A arma definitiva para colaborar com as maiores marcas? Um feed meticulosamente curado (a nova maneira de se referir à grade de perfil), uma vitrine polida que às vezes dá a impressão de improvisação espontânea, quando na verdade é o resultado de uma estratégia muito precisa. Para ter sucesso numa plataforma como o Instagram hoje — quer seja uma marca ou apresentar-se — é necessário orquestrar a sua imagem, especialmente numa época em que os utilizadores estão constantemente à procura de inspiração. Casas de moda como Jacquemus ou Miu Miu compreenderam isso: as suas contas no Instagram lembram verdadeiros moodboards. Entre vislumbres dos bastidores, arquivos pessoais, detalhes de objetos, close-ups de materiais ou gestos cotidianos, estas marcas criam uma estética acessível e singular. O seu último ponto comum: gostam de borrar as linhas entre as campanhas oficiais e as inspirações diárias. Heaven de Marc Jacobs, Diesel e Paloma Wool também misturam o seu próprio conteúdo com imagens de arquivo, visuais retro ou fotos de filmes. Esta estética de curadoria permite que existam para além do produto: deixamos de comprar apenas uma peça de roupa, adotamos um universo, um modo de ser, uma cultura visual.
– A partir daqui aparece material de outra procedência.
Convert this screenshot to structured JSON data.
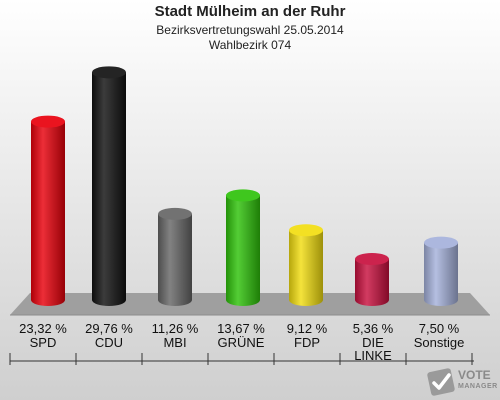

Mas à medida que todos começam a inspirar-se uns aos outros, os moodboards acabam por ter a mesma aparência. A mesma paleta de cores, o mesmo grão vintage, as mesmas silhuetas. Onde plataformas como o Tumblr, We Heart It ou o Instagram primitivo já foram motivos de expressão pessoal, estão agora a inclinar-se para uma homogeneização visual. O moodboard tornou-se um padrão estético, quase um filtro em si. Esta uniformização levanta muitas questões, entre as quais: se todos partilham as mesmas imagens, o que resta da individualidade? Como os algoritmos favorecem conteúdos semelhantes e os utilizadores estão em conformidade com o que funciona, o risco é elevado de que a diversidade de perspetivas se desvaneça. No entanto, é nestes detalhes inesperados, associações pessoais e rupturas visuais que reside não apenas a essência de um moodboard de sucesso mas toda a nossa individualidade. Talvez depois de fixar tudo online, acabaremos por arrancar os alfinetes para redecorar as paredes dos nossos... quartos de adultos.